Wenn ein Stück die hat, ist es erst mal fast 100%ig echt.

Der Verursacher sind in das Metallgitter eingebaute Chloride, die nach einer Reiningung mit Säure "aktiviert" werden und rasant oxidieren (laienhaft gesprochen - ein Metallurge kann Dir das natürlich alles viel besser und genauer beschreiben als ich als Informatiker ;) ).

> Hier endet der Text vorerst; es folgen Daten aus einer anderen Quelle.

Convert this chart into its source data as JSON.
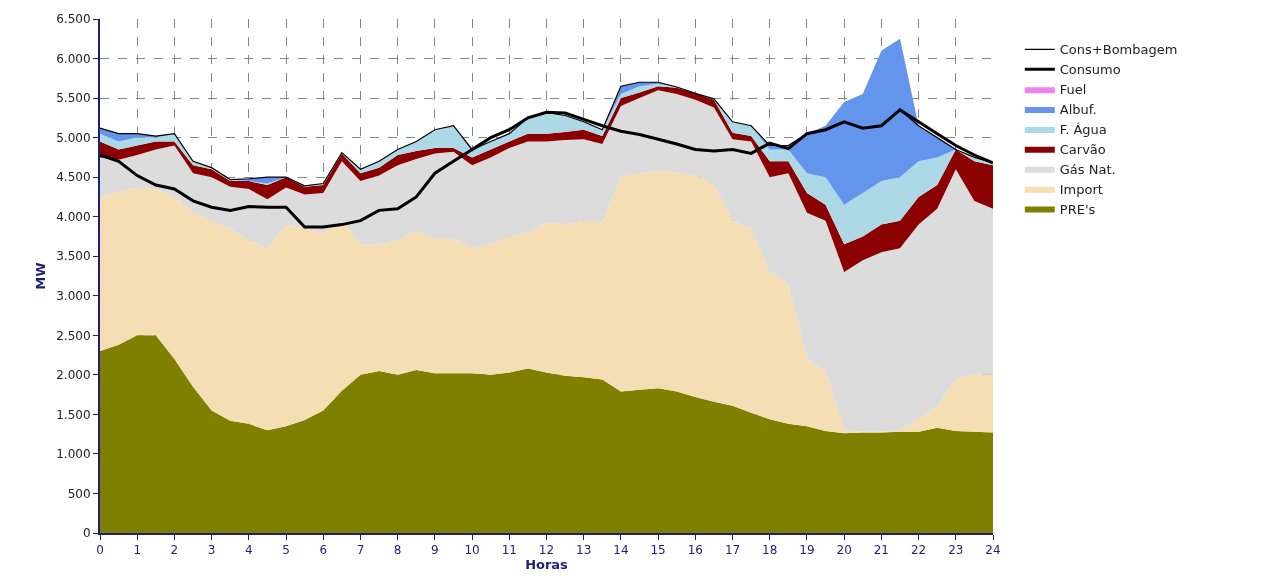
{
  "chart_data": {
    "type": "area",
    "stacked": true,
    "xlabel": "Horas",
    "ylabel": "MW",
    "x": [
      0,
      0.5,
      1,
      1.5,
      2,
      2.5,
      3,
      3.5,
      4,
      4.5,
      5,
      5.5,
      6,
      6.5,
      7,
      7.5,
      8,
      8.5,
      9,
      9.5,
      10,
      10.5,
      11,
      11.5,
      12,
      12.5,
      13,
      13.5,
      14,
      14.5,
      15,
      15.5,
      16,
      16.5,
      17,
      17.5,
      18,
      18.5,
      19,
      19.5,
      20,
      20.5,
      21,
      21.5,
      22,
      22.5,
      23,
      23.5,
      24
    ],
    "xlim": [
      0,
      24
    ],
    "xticks": [
      0,
      1,
      2,
      3,
      4,
      5,
      6,
      7,
      8,
      9,
      10,
      11,
      12,
      13,
      14,
      15,
      16,
      17,
      18,
      19,
      20,
      21,
      22,
      23,
      24
    ],
    "ylim": [
      0,
      6500
    ],
    "yticks": [
      0,
      500,
      {
        "value": 1000,
        "label": "1.000"
      },
      {
        "value": 1500,
        "label": "1.500"
      },
      {
        "value": 2000,
        "label": "2.000"
      },
      {
        "value": 2500,
        "label": "2.500"
      },
      {
        "value": 3000,
        "label": "3.000"
      },
      {
        "value": 3500,
        "label": "3.500"
      },
      {
        "value": 4000,
        "label": "4.000"
      },
      {
        "value": 4500,
        "label": "4.500"
      },
      {
        "value": 5000,
        "label": "5.000"
      },
      {
        "value": 5500,
        "label": "5.500"
      },
      {
        "value": 6000,
        "label": "6.000"
      },
      {
        "value": 6500,
        "label": "6.500"
      }
    ],
    "grid": true,
    "legend": "top right",
    "series": [
      {
        "name": "PRE's",
        "color": "#808000",
        "values": [
          2300,
          2380,
          2500,
          2500,
          2200,
          1850,
          1550,
          1420,
          1380,
          1300,
          1350,
          1430,
          1550,
          1800,
          2000,
          2050,
          2000,
          2060,
          2020,
          2020,
          2020,
          2000,
          2030,
          2080,
          2030,
          1990,
          1970,
          1940,
          1790,
          1810,
          1830,
          1790,
          1720,
          1660,
          1610,
          1520,
          1440,
          1380,
          1350,
          1290,
          1260,
          1270,
          1270,
          1280,
          1280,
          1330,
          1290,
          1280,
          1270
        ]
      },
      {
        "name": "Import",
        "color": "#f5deb3",
        "values": [
          1950,
          1940,
          1870,
          1850,
          2050,
          2200,
          2400,
          2430,
          2320,
          2300,
          2550,
          2420,
          2250,
          2150,
          1650,
          1600,
          1700,
          1760,
          1700,
          1700,
          1580,
          1650,
          1720,
          1720,
          1890,
          1910,
          1980,
          1990,
          2710,
          2740,
          2750,
          2770,
          2800,
          2740,
          2340,
          2330,
          1860,
          1770,
          850,
          760,
          40,
          10,
          10,
          20,
          170,
          270,
          660,
          720,
          730
        ]
      },
      {
        "name": "Gás Nat.",
        "color": "#dcdcdc",
        "values": [
          500,
          400,
          410,
          500,
          650,
          500,
          550,
          530,
          650,
          620,
          470,
          430,
          500,
          750,
          800,
          870,
          950,
          910,
          1080,
          1100,
          1050,
          1100,
          1120,
          1150,
          1030,
          1070,
          1030,
          990,
          900,
          950,
          1020,
          990,
          960,
          980,
          1030,
          1100,
          1200,
          1400,
          1850,
          1900,
          2000,
          2170,
          2270,
          2300,
          2450,
          2500,
          2650,
          2200,
          2100
        ]
      },
      {
        "name": "Carvão",
        "color": "#8b0000",
        "values": [
          200,
          130,
          120,
          100,
          50,
          100,
          100,
          70,
          100,
          180,
          130,
          100,
          100,
          100,
          100,
          100,
          130,
          100,
          70,
          50,
          100,
          100,
          80,
          100,
          100,
          100,
          120,
          100,
          100,
          70,
          50,
          80,
          80,
          100,
          80,
          70,
          200,
          150,
          250,
          200,
          350,
          300,
          350,
          350,
          350,
          300,
          250,
          500,
          550
        ]
      },
      {
        "name": "F. Água",
        "color": "#add8e6",
        "values": [
          100,
          100,
          100,
          50,
          100,
          50,
          20,
          20,
          0,
          20,
          0,
          10,
          20,
          10,
          50,
          80,
          70,
          120,
          230,
          280,
          70,
          100,
          100,
          200,
          270,
          210,
          100,
          80,
          50,
          80,
          30,
          10,
          0,
          10,
          140,
          130,
          150,
          150,
          250,
          350,
          500,
          550,
          550,
          550,
          450,
          350,
          0,
          50,
          30
        ]
      },
      {
        "name": "Albuf.",
        "color": "#6495ed",
        "values": [
          70,
          100,
          50,
          20,
          0,
          0,
          0,
          0,
          30,
          80,
          0,
          0,
          0,
          0,
          0,
          0,
          0,
          0,
          0,
          0,
          30,
          0,
          0,
          0,
          0,
          0,
          0,
          0,
          100,
          50,
          20,
          0,
          0,
          0,
          0,
          0,
          50,
          50,
          500,
          650,
          1300,
          1250,
          1650,
          1750,
          450,
          250,
          0,
          0,
          0
        ]
      },
      {
        "name": "Fuel",
        "color": "#ee82ee",
        "values": [
          null,
          null,
          null,
          null,
          null,
          null,
          null,
          null,
          null,
          null,
          null,
          null,
          null,
          null,
          null,
          null,
          null,
          null,
          null,
          null,
          null,
          null,
          null,
          null,
          null,
          null,
          null,
          null,
          null,
          null,
          null,
          null,
          null,
          null,
          null,
          null,
          null,
          null,
          null,
          null,
          null,
          null,
          null,
          null,
          null,
          null,
          null,
          null,
          null
        ]
      },
      {
        "name": "Consumo",
        "type": "line",
        "color": "#000000",
        "values": [
          4780,
          4700,
          4520,
          4400,
          4350,
          4200,
          4120,
          4080,
          4130,
          4120,
          4120,
          3870,
          3870,
          3900,
          3950,
          4080,
          4100,
          4250,
          4550,
          4700,
          4850,
          5000,
          5100,
          5250,
          5320,
          5310,
          5230,
          5150,
          5080,
          5040,
          4980,
          4920,
          4850,
          4830,
          4850,
          4800,
          4930,
          4860,
          5050,
          5100,
          5200,
          5120,
          5150,
          5350,
          5200,
          5050,
          4900,
          4780,
          4680
        ]
      },
      {
        "name": "Cons+Bombagem",
        "type": "line",
        "color": "#000000",
        "values": [
          5120,
          5050,
          5050,
          5020,
          5050,
          4700,
          4620,
          4470,
          4480,
          4500,
          4500,
          4390,
          4420,
          4810,
          4600,
          4700,
          4850,
          4950,
          5100,
          5150,
          4850,
          4950,
          5050,
          5250,
          5320,
          5280,
          5200,
          5100,
          5650,
          5700,
          5700,
          5640,
          5560,
          5490,
          5200,
          5150,
          4900,
          4900,
          5050,
          5100,
          5200,
          5120,
          5150,
          5350,
          5150,
          5000,
          4850,
          4750,
          4680
        ]
      }
    ]
  }
}
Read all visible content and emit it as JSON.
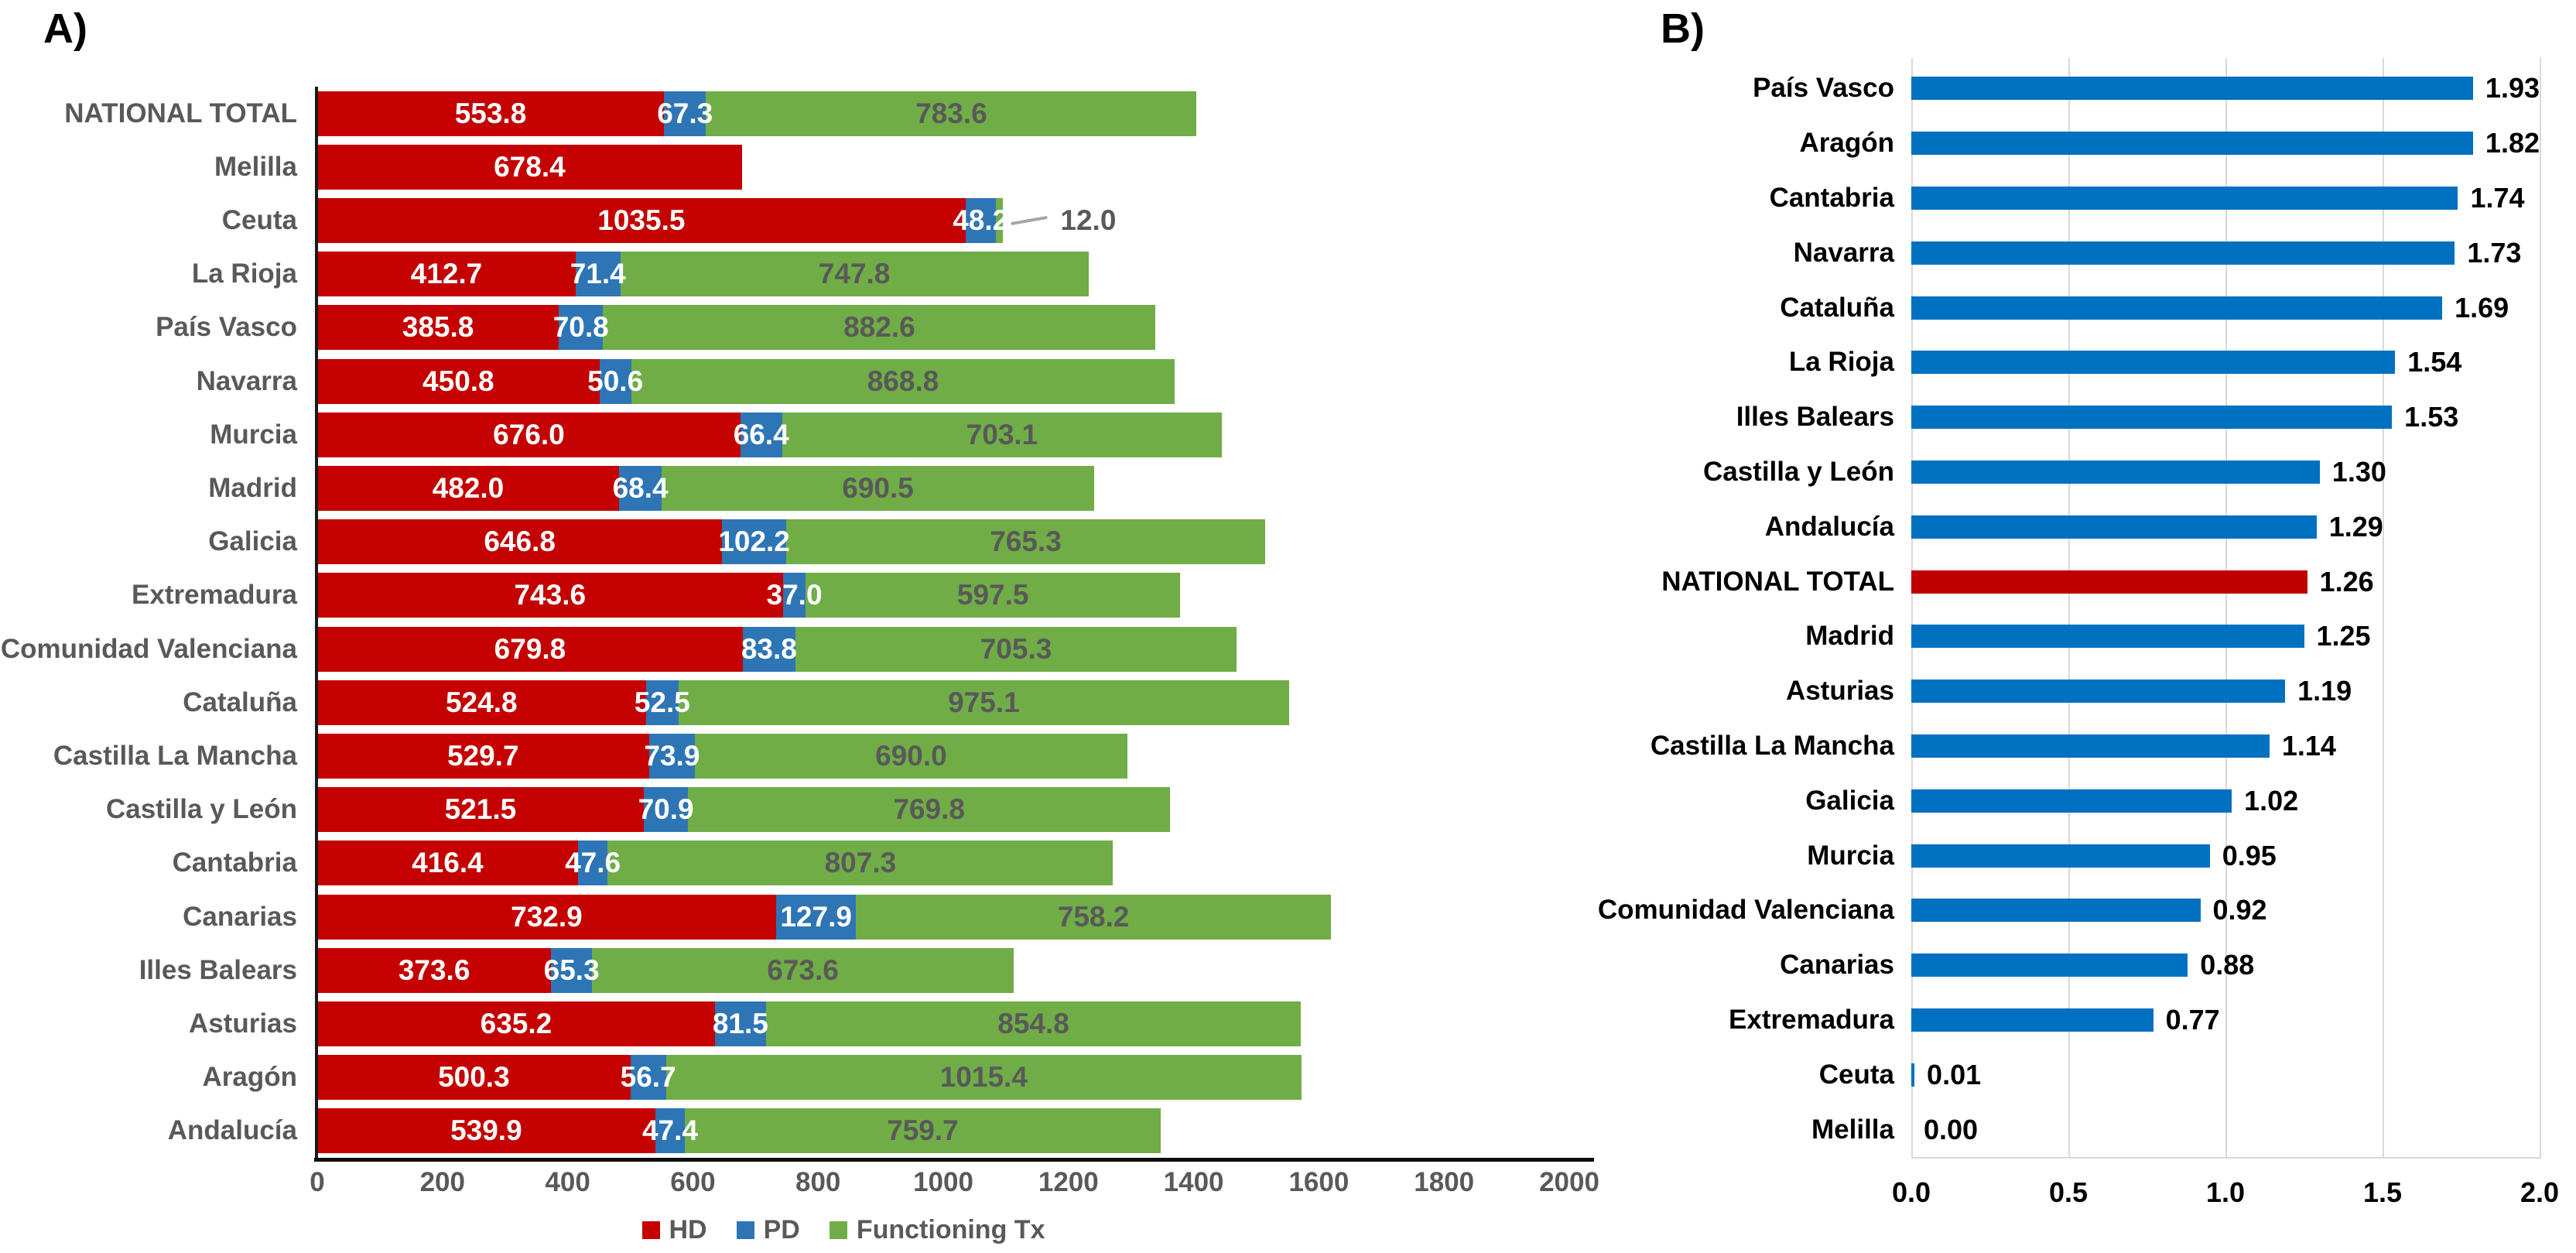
{
  "panels": {
    "a_label": "A)",
    "b_label": "B)"
  },
  "colors": {
    "hd_red": "#C40000",
    "pd_blue": "#2E75B6",
    "tx_green": "#70AD47",
    "panel_b_blue": "#0070C0",
    "panel_b_highlight_red": "#C00000",
    "gray_text": "#595959",
    "gridline_gray": "#D9D9D9"
  },
  "chart_data": [
    {
      "id": "A",
      "type": "bar",
      "orientation": "horizontal",
      "stacked": true,
      "grid": false,
      "legend_position": "bottom",
      "legend": [
        "HD",
        "PD",
        "Functioning Tx"
      ],
      "xlim": [
        0,
        2000
      ],
      "x_ticks": [
        0,
        200,
        400,
        600,
        800,
        1000,
        1200,
        1400,
        1600,
        1800,
        2000
      ],
      "categories": [
        "NATIONAL TOTAL",
        "Melilla",
        "Ceuta",
        "La Rioja",
        "País Vasco",
        "Navarra",
        "Murcia",
        "Madrid",
        "Galicia",
        "Extremadura",
        "Comunidad Valenciana",
        "Cataluña",
        "Castilla La Mancha",
        "Castilla y León",
        "Cantabria",
        "Canarias",
        "Illes Balears",
        "Asturias",
        "Aragón",
        "Andalucía"
      ],
      "series": [
        {
          "name": "HD",
          "values": [
            553.8,
            678.4,
            1035.5,
            412.7,
            385.8,
            450.8,
            676.0,
            482.0,
            646.8,
            743.6,
            679.8,
            524.8,
            529.7,
            521.5,
            416.4,
            732.9,
            373.6,
            635.2,
            500.3,
            539.9
          ]
        },
        {
          "name": "PD",
          "values": [
            67.3,
            null,
            48.2,
            71.4,
            70.8,
            50.6,
            66.4,
            68.4,
            102.2,
            37.0,
            83.8,
            52.5,
            73.9,
            70.9,
            47.6,
            127.9,
            65.3,
            81.5,
            56.7,
            47.4
          ]
        },
        {
          "name": "Functioning Tx",
          "values": [
            783.6,
            null,
            12.0,
            747.8,
            882.6,
            868.8,
            703.1,
            690.5,
            765.3,
            597.5,
            705.3,
            975.1,
            690.0,
            769.8,
            807.3,
            758.2,
            673.6,
            854.8,
            1015.4,
            759.7
          ]
        }
      ],
      "rows": [
        {
          "label": "NATIONAL TOTAL",
          "hd": "553.8",
          "pd": "67.3",
          "tx": "783.6"
        },
        {
          "label": "Melilla",
          "hd": "678.4",
          "pd": null,
          "tx": null
        },
        {
          "label": "Ceuta",
          "hd": "1035.5",
          "pd": "48.2",
          "tx": "12.0",
          "callout": true
        },
        {
          "label": "La Rioja",
          "hd": "412.7",
          "pd": "71.4",
          "tx": "747.8"
        },
        {
          "label": "País Vasco",
          "hd": "385.8",
          "pd": "70.8",
          "tx": "882.6"
        },
        {
          "label": "Navarra",
          "hd": "450.8",
          "pd": "50.6",
          "tx": "868.8"
        },
        {
          "label": "Murcia",
          "hd": "676.0",
          "pd": "66.4",
          "tx": "703.1"
        },
        {
          "label": "Madrid",
          "hd": "482.0",
          "pd": "68.4",
          "tx": "690.5"
        },
        {
          "label": "Galicia",
          "hd": "646.8",
          "pd": "102.2",
          "tx": "765.3"
        },
        {
          "label": "Extremadura",
          "hd": "743.6",
          "pd": "37.0",
          "tx": "597.5"
        },
        {
          "label": "Comunidad Valenciana",
          "hd": "679.8",
          "pd": "83.8",
          "tx": "705.3"
        },
        {
          "label": "Cataluña",
          "hd": "524.8",
          "pd": "52.5",
          "tx": "975.1"
        },
        {
          "label": "Castilla La Mancha",
          "hd": "529.7",
          "pd": "73.9",
          "tx": "690.0"
        },
        {
          "label": "Castilla y León",
          "hd": "521.5",
          "pd": "70.9",
          "tx": "769.8"
        },
        {
          "label": "Cantabria",
          "hd": "416.4",
          "pd": "47.6",
          "tx": "807.3"
        },
        {
          "label": "Canarias",
          "hd": "732.9",
          "pd": "127.9",
          "tx": "758.2"
        },
        {
          "label": "Illes Balears",
          "hd": "373.6",
          "pd": "65.3",
          "tx": "673.6"
        },
        {
          "label": "Asturias",
          "hd": "635.2",
          "pd": "81.5",
          "tx": "854.8"
        },
        {
          "label": "Aragón",
          "hd": "500.3",
          "pd": "56.7",
          "tx": "1015.4"
        },
        {
          "label": "Andalucía",
          "hd": "539.9",
          "pd": "47.4",
          "tx": "759.7"
        }
      ]
    },
    {
      "id": "B",
      "type": "bar",
      "orientation": "horizontal",
      "stacked": false,
      "grid": true,
      "legend_position": "none",
      "xlim": [
        0.0,
        2.0
      ],
      "x_ticks": [
        "0.0",
        "0.5",
        "1.0",
        "1.5",
        "2.0"
      ],
      "categories": [
        "País Vasco",
        "Aragón",
        "Cantabria",
        "Navarra",
        "Cataluña",
        "La Rioja",
        "Illes Balears",
        "Castilla y León",
        "Andalucía",
        "NATIONAL TOTAL",
        "Madrid",
        "Asturias",
        "Castilla La Mancha",
        "Galicia",
        "Murcia",
        "Comunidad Valenciana",
        "Canarias",
        "Extremadura",
        "Ceuta",
        "Melilla"
      ],
      "values": [
        1.93,
        1.82,
        1.74,
        1.73,
        1.69,
        1.54,
        1.53,
        1.3,
        1.29,
        1.26,
        1.25,
        1.19,
        1.14,
        1.02,
        0.95,
        0.92,
        0.88,
        0.77,
        0.01,
        0.0
      ],
      "rows": [
        {
          "label": "País Vasco",
          "value": "1.93"
        },
        {
          "label": "Aragón",
          "value": "1.82"
        },
        {
          "label": "Cantabria",
          "value": "1.74"
        },
        {
          "label": "Navarra",
          "value": "1.73"
        },
        {
          "label": "Cataluña",
          "value": "1.69"
        },
        {
          "label": "La Rioja",
          "value": "1.54"
        },
        {
          "label": "Illes Balears",
          "value": "1.53"
        },
        {
          "label": "Castilla y León",
          "value": "1.30"
        },
        {
          "label": "Andalucía",
          "value": "1.29"
        },
        {
          "label": "NATIONAL TOTAL",
          "value": "1.26",
          "highlight": true
        },
        {
          "label": "Madrid",
          "value": "1.25"
        },
        {
          "label": "Asturias",
          "value": "1.19"
        },
        {
          "label": "Castilla La Mancha",
          "value": "1.14"
        },
        {
          "label": "Galicia",
          "value": "1.02"
        },
        {
          "label": "Murcia",
          "value": "0.95"
        },
        {
          "label": "Comunidad Valenciana",
          "value": "0.92"
        },
        {
          "label": "Canarias",
          "value": "0.88"
        },
        {
          "label": "Extremadura",
          "value": "0.77"
        },
        {
          "label": "Ceuta",
          "value": "0.01"
        },
        {
          "label": "Melilla",
          "value": "0.00"
        }
      ]
    }
  ]
}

So verrückt es klingt: Grünpest ist ANSTECKEND :!: (deshalb auch der Name "Pest"!) - zumindest KANN es auf andere Münzen in der Nähe "übergreifen". Und zwar nicht bloß auf AEs, sondern sogar auch auf Billon (das ist nur bei Byzanz nicht so relevant); lediglich gutes Silber ist dagegen "immun" (Gold eh, ist klar... ;) !)

Also:

a) Das Stück weit weg von anderen Münzen lagern.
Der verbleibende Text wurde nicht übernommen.